Nell’ambito della mostra itinerante antologica Il Novecento di Catarsini. Dalla macchia alla macchina - che proprio il 25 giugno compie un anno di vita attraverso le tappe di Firenze, Viareggio, Pisa, Montecatini, Lucca e Seravezza – e che prosegue fino al prossimo 12 luglio alle Scuderie Granducali di Seravezza, mercoledì 24 giugno, alle 17.30 è in programma la presentazione del libro di Alfredo Catarsini “Tra l’incudine e il martello”, al termine della quale è in programma una visita guidata gratuita alla mostra.
Si intitola “Libri a Palazzo” la rassegna editoriale che si svolge allla Biblioteca comunale Sirio Giannini di Seravezza. Mercoledì 24 giugno, alle 17.30 la giornalista e scrittrice Elena Torre presenterà il libro di Alfredo Catarsini “Tra l’incudine e il martello”, di cui ne ha curata l’edizione per La nave di Teseo. All’incontro presenzierà anche Elena Martinelli, presidente della Fondazione Alfredo Catarsini 1899 ETS.
La presentazione, e la concomitante mostra allestita alle Scuderie Granducali, offrono un’occasione unica per approfondire non solo l'opera pittorica, ma anche la statura letteraria e la sensibilità narrativa del Maestro viareggino. Presentato a fine aprile per la prima volta a Lucca, alla presenza di Vittorio Sgarbi che ne ha scritto la prefazione, il libro è ambientato nella Viareggio degli anni Venti e restituisce la voce a una comunità sospesa tra povertà, sogni e repressione.
Protagonista è Gregorio, un giovane fabbro che lavora il ferro nella sua fucina sognando di trasformarlo in arte. Attraverso le vicende di Gregorio e della moglie Costanza, Catarsini racconta l’ascesa dei movimenti operai e il progressivo soffocamento delle libertà sotto il nascente regime fascista. Tra lotte sociali, arresti arbitrari e un lungo processo a Roma, il protagonista troverà nel mare l’unico spazio di libertà rimasto. Scritto originariamente negli anni Settanta e rivisto dallo stesso Catarsini nel 1984, che ne affidò la cura futura alla nipote Elena, il romanzo nasce dalla volontà di testimoniare le continue agitazioni di piazza che segnarono il dopoguerra italiano.
L’autore descrive i suoi personaggi come esseri anarcoidi, intelligenti e analfabeti, simboli di un’anarchia romantica radicata nel quartiere più povero di Viareggio, tra la darsena vecchia e la Torre Matilde. “Spero che il lettore possa recepire l’umana umiltà con la quale sono stati descritti i fatti - scrive Catarsini nella sua premessa del 1984 -, quell’umiltà che si identifica con la verità, talora tragica”.
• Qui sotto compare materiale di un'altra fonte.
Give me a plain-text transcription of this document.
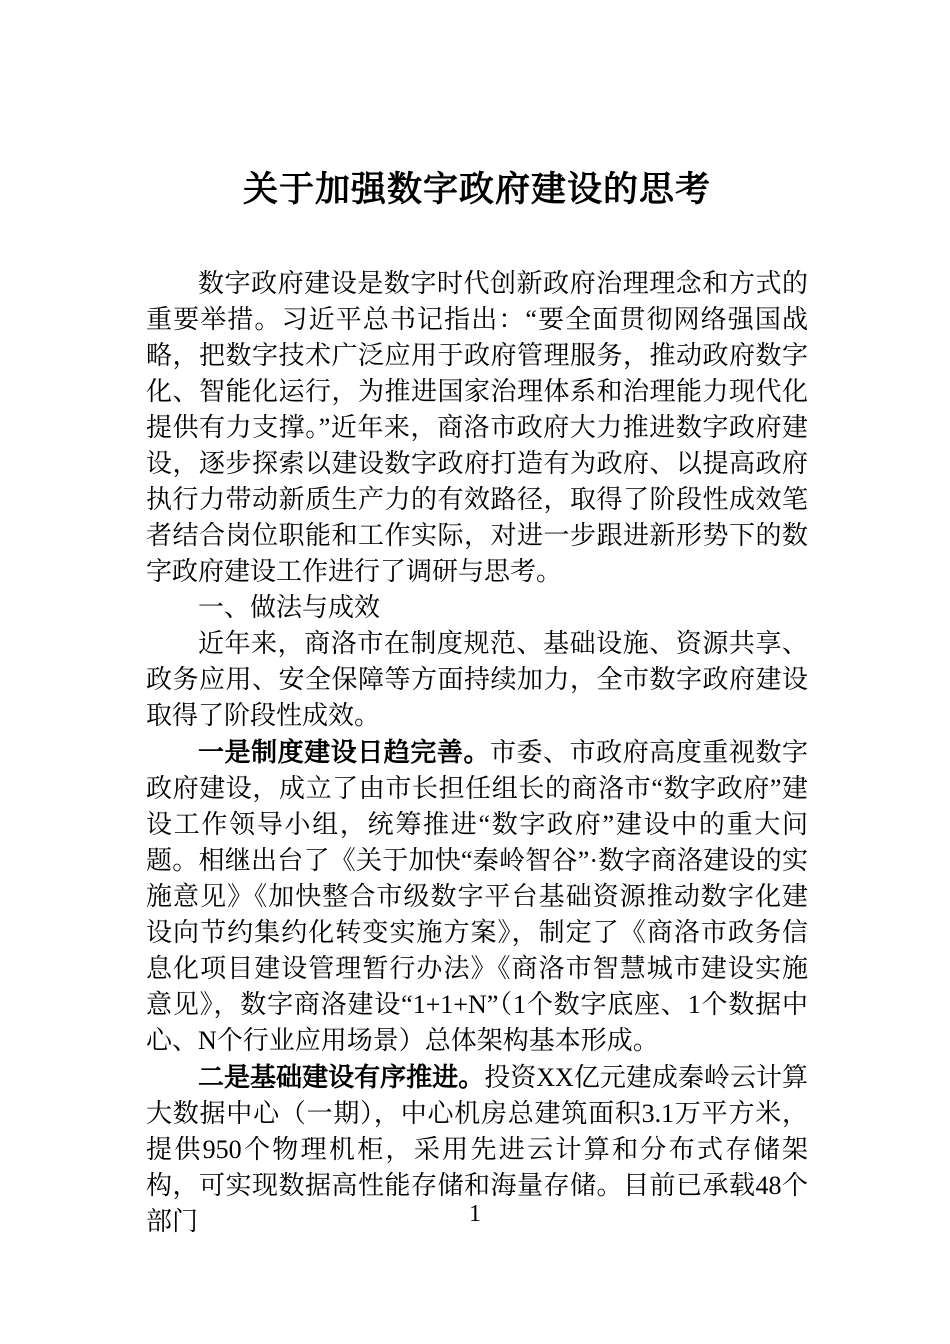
关于加强数字政府建设的思考

数字政府建设是数字时代创新政府治理理念和方式的重要举措。习近平总书记指出：“要全面贯彻网络强国战略，把数字技术广泛应用于政府管理服务，推动政府数字化、智能化运行，为推进国家治理体系和治理能力现代化提供有力支撑。”近年来，商洛市政府大力推进数字政府建设，逐步探索以建设数字政府打造有为政府、以提高政府执行力带动新质生产力的有效路径，取得了阶段性成效笔者结合岗位职能和工作实际，对进一步跟进新形势下的数字政府建设工作进行了调研与思考。

一、做法与成效

近年来，商洛市在制度规范、基础设施、资源共享、政务应用、安全保障等方面持续加力，全市数字政府建设取得了阶段性成效。

一是制度建设日趋完善。市委、市政府高度重视数字政府建设，成立了由市长担任组长的商洛市“数字政府”建设工作领导小组，统筹推进“数字政府”建设中的重大问题。相继出台了《关于加快“秦岭智谷”·数字商洛建设的实施意见》《加快整合市级数字平台基础资源推动数字化建设向节约集约化转变实施方案》，制定了《商洛市政务信息化项目建设管理暂行办法》《商洛市智慧城市建设实施意见》，数字商洛建设“1+1+N”（1个数字底座、1个数据中心、N个行业应用场景）总体架构基本形成。

二是基础建设有序推进。投资XX亿元建成秦岭云计算大数据中心（一期），中心机房总建筑面积3.1万平方米，提供950个物理机柜，采用先进云计算和分布式存储架构，可实现数据高性能存储和海量存储。目前已承载48个部门	1
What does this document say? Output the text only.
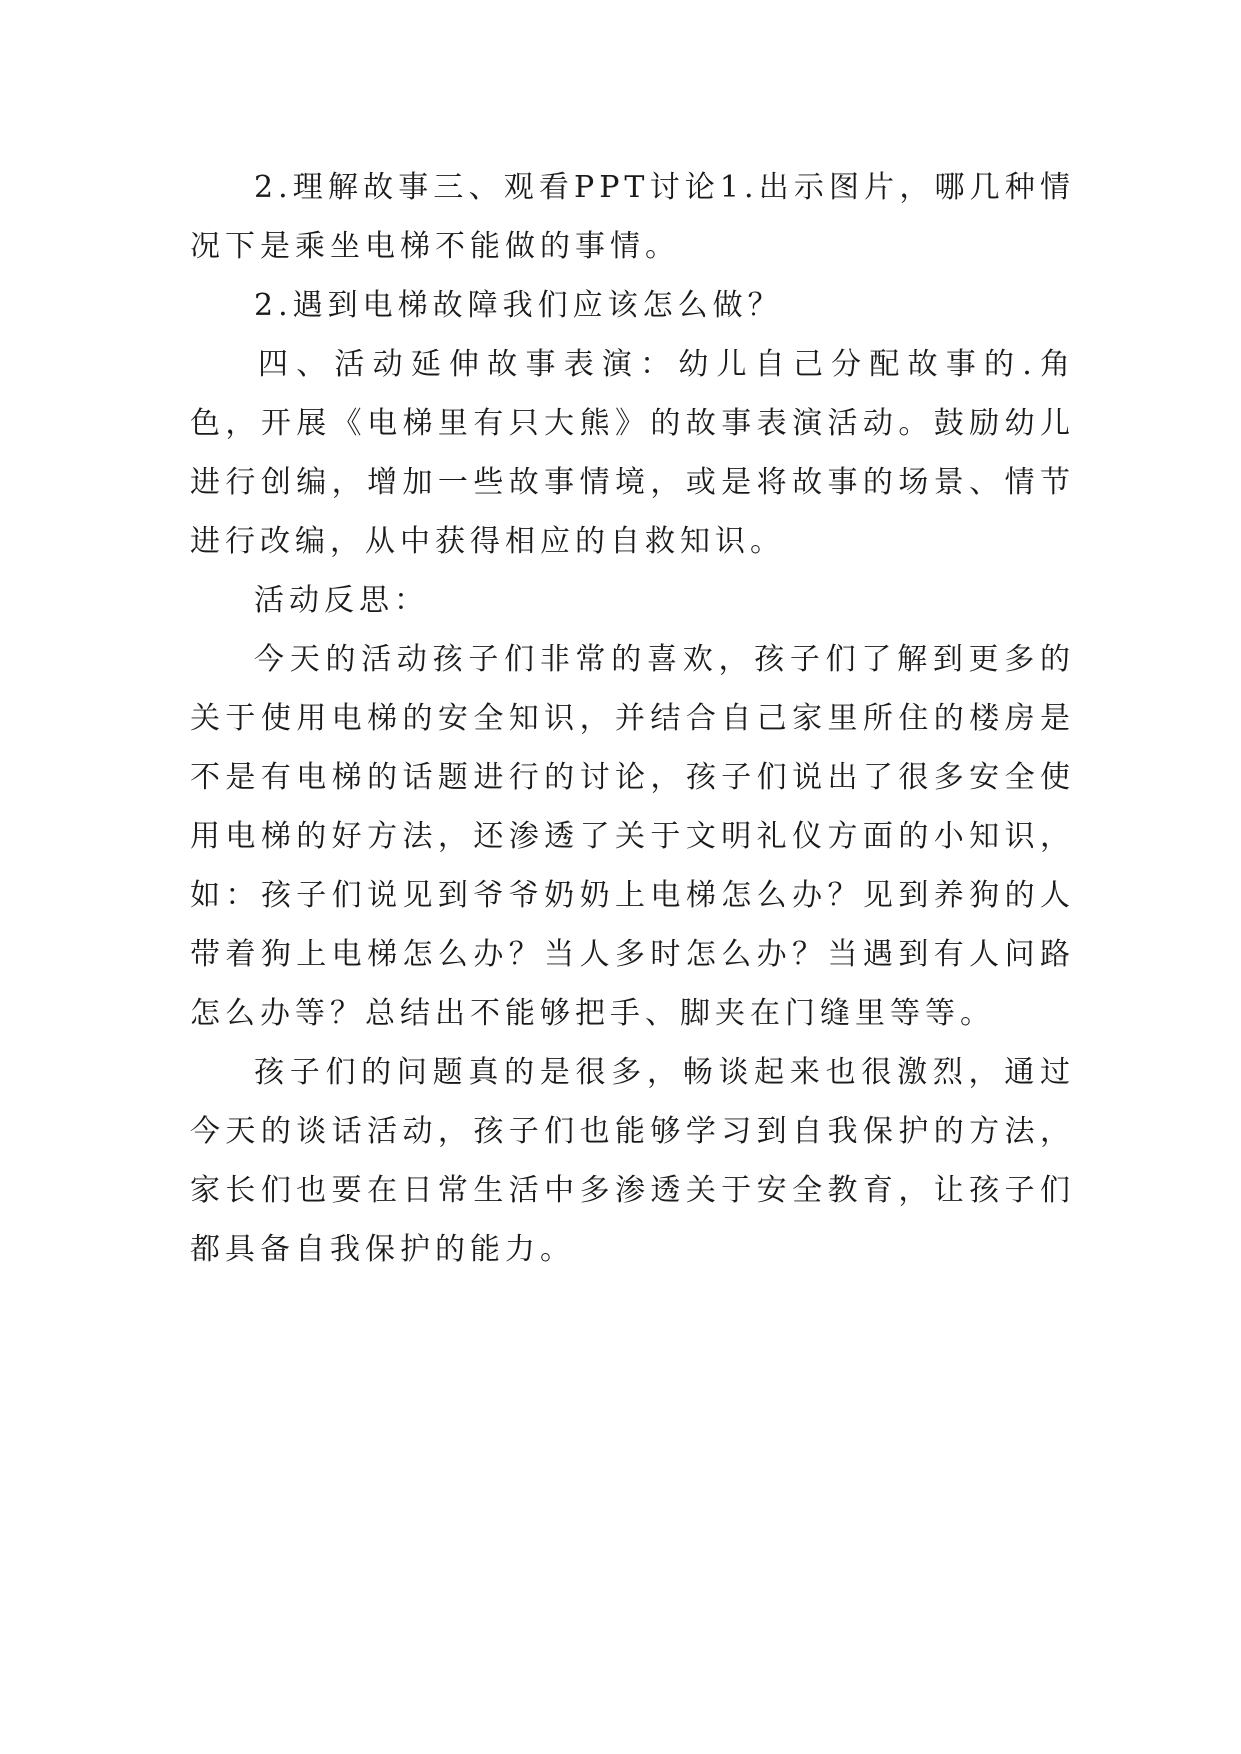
2.理解故事三、观看PPT讨论1.出示图片，哪几种情况下是乘坐电梯不能做的事情。

2.遇到电梯故障我们应该怎么做？

四、活动延伸故事表演：幼儿自己分配故事的.角色，开展《电梯里有只大熊》的故事表演活动。鼓励幼儿进行创编，增加一些故事情境，或是将故事的场景、情节进行改编，从中获得相应的自救知识。

活动反思：

今天的活动孩子们非常的喜欢，孩子们了解到更多的关于使用电梯的安全知识，并结合自己家里所住的楼房是不是有电梯的话题进行的讨论，孩子们说出了很多安全使用电梯的好方法，还渗透了关于文明礼仪方面的小知识，如：孩子们说见到爷爷奶奶上电梯怎么办？见到养狗的人带着狗上电梯怎么办？当人多时怎么办？当遇到有人问路怎么办等？总结出不能够把手、脚夹在门缝里等等。

孩子们的问题真的是很多，畅谈起来也很激烈，通过今天的谈话活动，孩子们也能够学习到自我保护的方法，家长们也要在日常生活中多渗透关于安全教育，让孩子们都具备自我保护的能力。
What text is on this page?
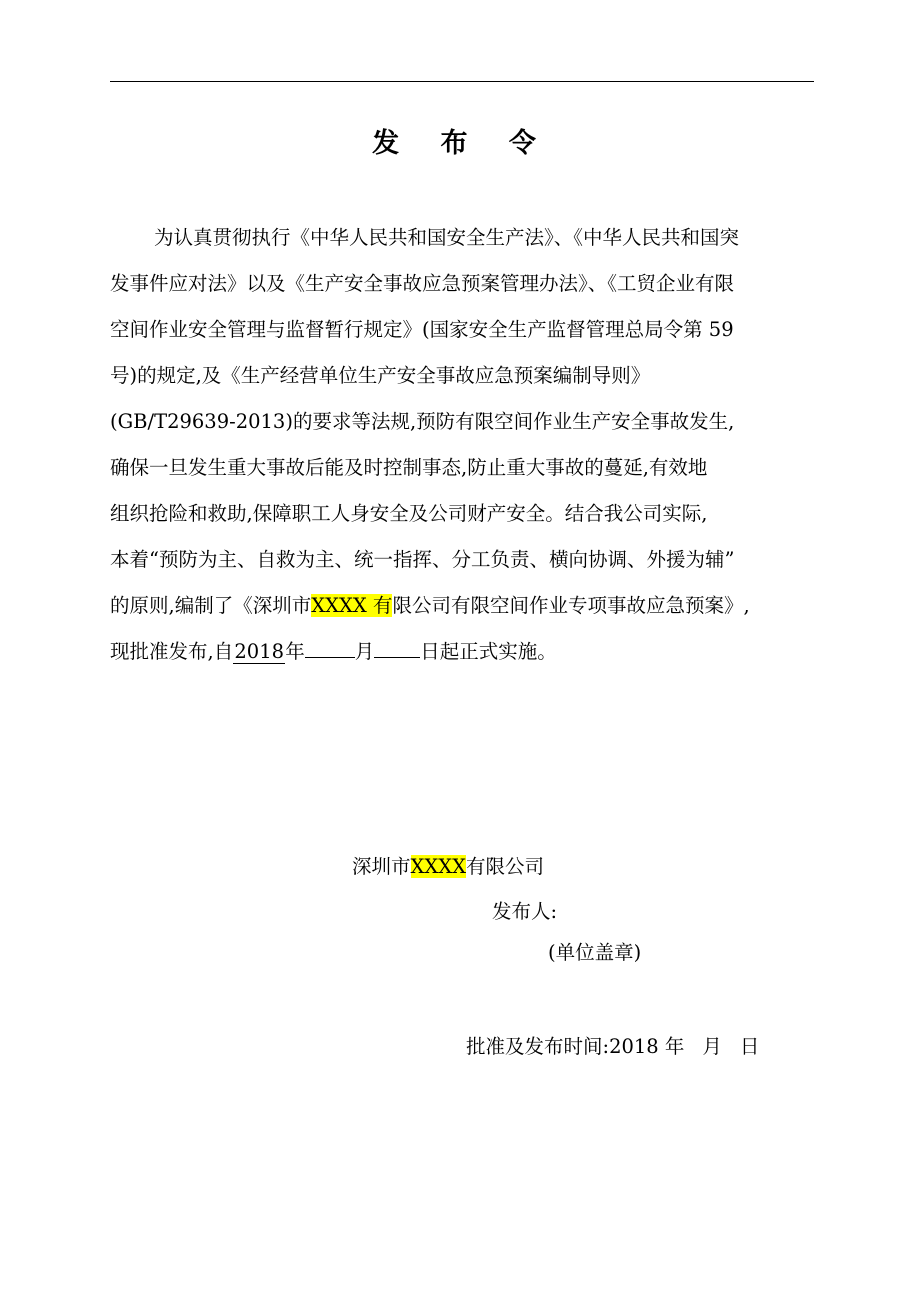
发 布 令
为认真贯彻执行《中华人民共和国安全生产法》、《中华人民共和国突
发事件应对法》以及《生产安全事故应急预案管理办法》、《工贸企业有限
空间作业安全管理与监督暂行规定》(国家安全生产监督管理总局令第 59
号)的规定,及《生产经营单位生产安全事故应急预案编制导则》
(GB/T29639-2013)的要求等法规,预防有限空间作业生产安全事故发生,
确保一旦发生重大事故后能及时控制事态,防止重大事故的蔓延,有效地
组织抢险和救助,保障职工人身安全及公司财产安全。结合我公司实际,
本着“预防为主、自救为主、统一指挥、分工负责、横向协调、外援为辅”
的原则,编制了《深圳市XXXX 有限公司有限空间作业专项事故应急预案》,
现批准发布,自2018年	月 日起正式实施。
深圳市XXXX有限公司
发布人:
(单位盖章)
批准及发布时间:2018 年 月 日
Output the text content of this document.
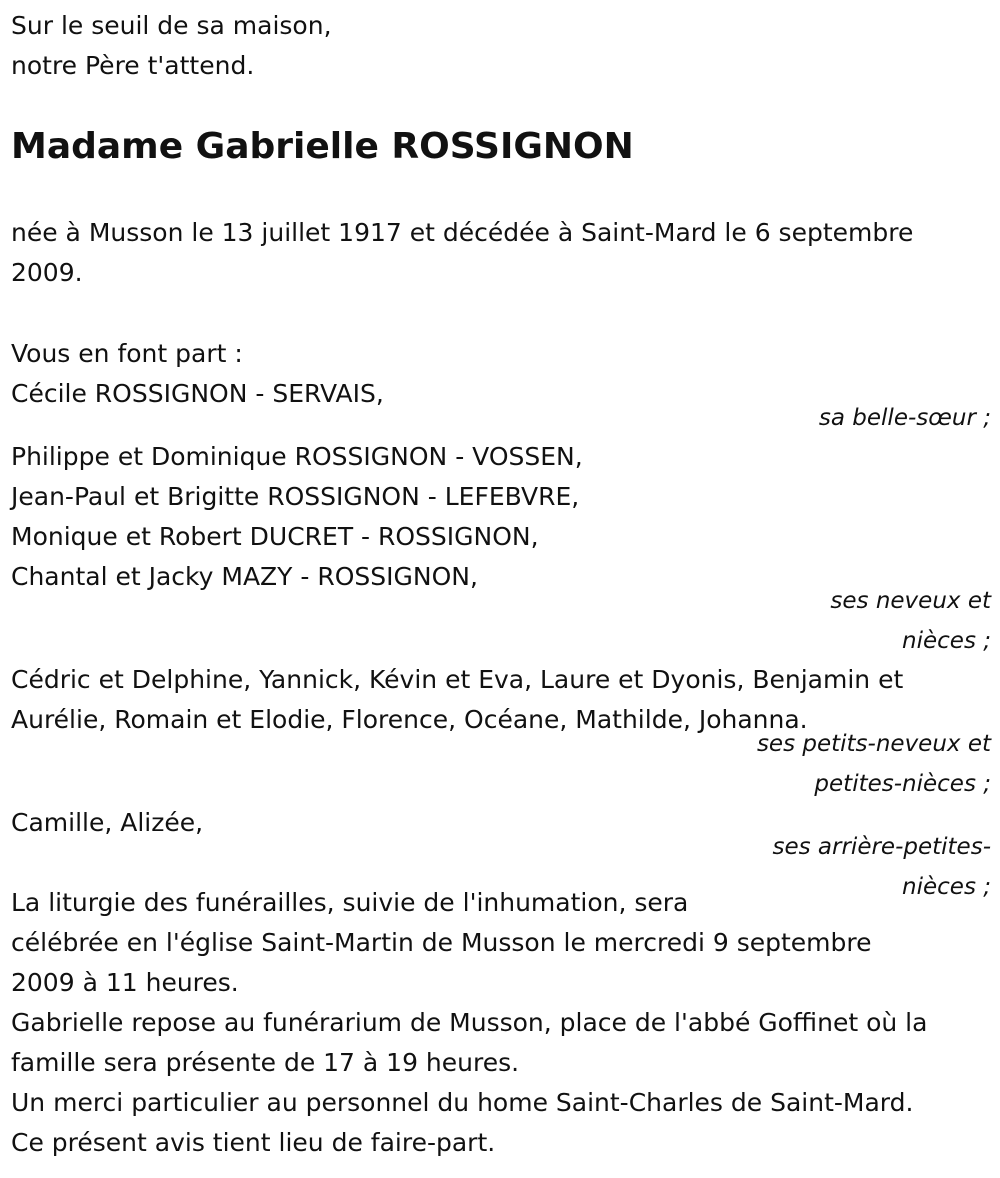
Sur le seuil de sa maison,
notre Père t'attend.
Madame Gabrielle ROSSIGNON
née à Musson le 13 juillet 1917 et décédée à Saint-Mard le 6 septembre
2009.
Vous en font part :
Cécile ROSSIGNON - SERVAIS,
sa belle-sœur ;
Philippe et Dominique ROSSIGNON - VOSSEN,
Jean-Paul et Brigitte ROSSIGNON - LEFEBVRE,
Monique et Robert DUCRET - ROSSIGNON,
Chantal et Jacky MAZY - ROSSIGNON,
ses neveux et
nièces ;
Cédric et Delphine, Yannick, Kévin et Eva, Laure et Dyonis, Benjamin et
Aurélie, Romain et Elodie, Florence, Océane, Mathilde, Johanna.
ses petits-neveux et
petites-nièces ;
Camille, Alizée,
ses arrière-petites-
nièces ;
La liturgie des funérailles, suivie de l'inhumation, sera
célébrée en l'église Saint-Martin de Musson le mercredi 9 septembre
2009 à 11 heures.
Gabrielle repose au funérarium de Musson, place de l'abbé Goffinet où la
famille sera présente de 17 à 19 heures.
Un merci particulier au personnel du home Saint-Charles de Saint-Mard.
Ce présent avis tient lieu de faire-part.
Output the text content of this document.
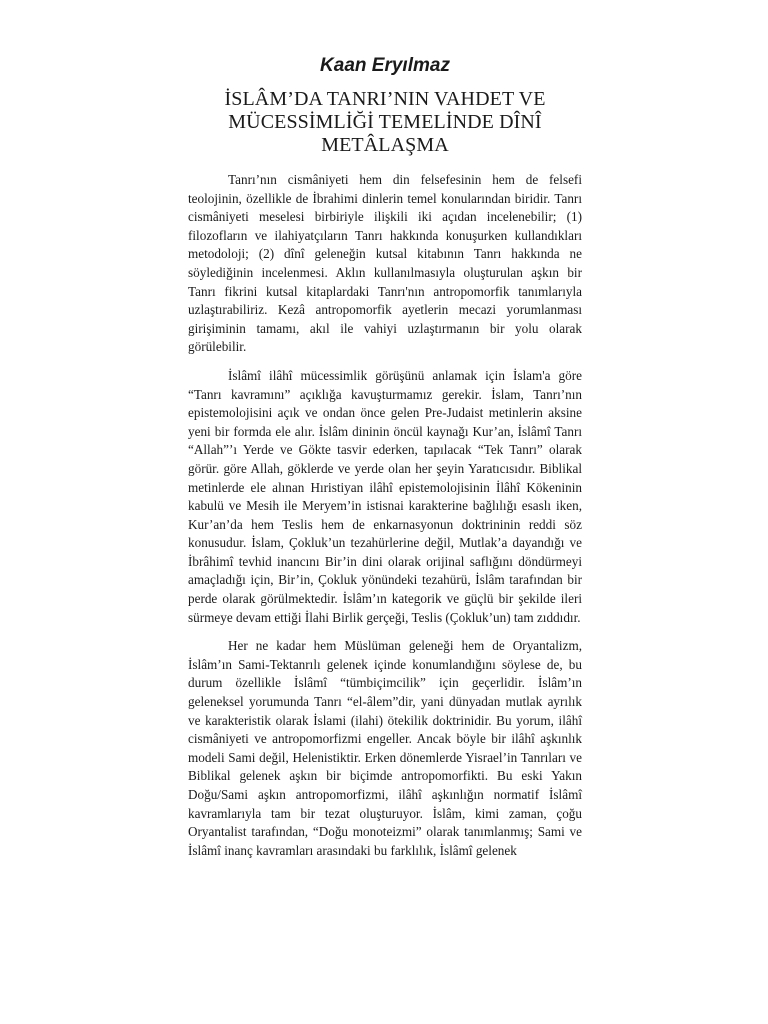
Kaan Eryılmaz
İSLÂM’DA TANRI’NIN VAHDET VE
MÜCESSİMLİĞİ TEMELİNDE DÎNÎ
METÂLAŞMA

Tanrı’nın cismâniyeti hem din felsefesinin hem de felsefi teolojinin, özellikle de İbrahimi dinlerin temel konularından biridir. Tanrı cismâniyeti meselesi birbiriyle ilişkili iki açıdan incelenebilir; (1) filozofların ve ilahiyatçıların Tanrı hakkında konuşurken kullandıkları metodoloji; (2) dînî geleneğin kutsal kitabının Tanrı hakkında ne söylediğinin incelenmesi. Aklın kullanılmasıyla oluşturulan aşkın bir Tanrı fikrini kutsal kitaplardaki Tanrı'nın antropomorfik tanımlarıyla uzlaştırabiliriz. Kezâ antropomorfik ayetlerin mecazi yorumlanması girişiminin tamamı, akıl ile vahiyi uzlaştırmanın bir yolu olarak görülebilir.

İslâmî ilâhî mücessimlik görüşünü anlamak için İslam'a göre “Tanrı kavramını” açıklığa kavuşturmamız gerekir. İslam, Tanrı’nın epistemolojisini açık ve ondan önce gelen Pre-Judaist metinlerin aksine yeni bir formda ele alır. İslâm dininin öncül kaynağı Kur’an, İslâmî Tanrı “Allah”’ı Yerde ve Gökte tasvir ederken, tapılacak “Tek Tanrı” olarak görür. göre Allah, göklerde ve yerde olan her şeyin Yaratıcısıdır. Biblikal metinlerde ele alınan Hıristiyan ilâhî epistemolojisinin İlâhî Kökeninin kabulü ve Mesih ile Meryem’in istisnai karakterine bağlılığı esaslı iken, Kur’an’da hem Teslis hem de enkarnasyonun doktrininin reddi söz konusudur. İslam, Çokluk’un tezahürlerine değil, Mutlak’a dayandığı ve İbrâhimî tevhid inancını Bir’in dini olarak orijinal saflığını döndürmeyi amaçladığı için, Bir’in, Çokluk yönündeki tezahürü, İslâm tarafından bir perde olarak görülmektedir. İslâm’ın kategorik ve güçlü bir şekilde ileri sürmeye devam ettiği İlahi Birlik gerçeği, Teslis (Çokluk’un) tam zıddıdır.

Her ne kadar hem Müslüman geleneği hem de Oryantalizm, İslâm’ın Sami-Tektanrılı gelenek içinde konumlandığını söylese de, bu durum özellikle İslâmî “tümbiçimcilik” için geçerlidir. İslâm’ın geleneksel yorumunda Tanrı “el-âlem”dir, yani dünyadan mutlak ayrılık ve karakteristik olarak İslami (ilahi) ötekilik doktrinidir. Bu yorum, ilâhî cismâniyeti ve antropomorfizmi engeller. Ancak böyle bir ilâhî aşkınlık modeli Sami değil, Helenistiktir. Erken dönemlerde Yisrael’in Tanrıları ve Biblikal gelenek aşkın bir biçimde antropomorfikti. Bu eski Yakın Doğu/Sami aşkın antropomorfizmi, ilâhî aşkınlığın normatif İslâmî kavramlarıyla tam bir tezat oluşturuyor. İslâm, kimi zaman, çoğu Oryantalist tarafından, “Doğu monoteizmi” olarak tanımlanmış; Sami ve İslâmî inanç kavramları arasındaki bu farklılık, İslâmî gelenek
Da segnalare che nel romanzo compaiono anche due riferimenti autobiografici di grande rilievo: la prigionia del fratello Gino, ingiustamente accusato di aver fomentato sommosse tra i lavoratori della darsena, e la figura del suo maestro Lorenzo Viani (Lorenzaccio), grande pittore e scrittore che, nonostante non sia un personaggio principale, emerge con forza e ci viene qui restituito in tutta la sua veracità e nel suo temperamento unico che vediamo riverberato nella sua arte.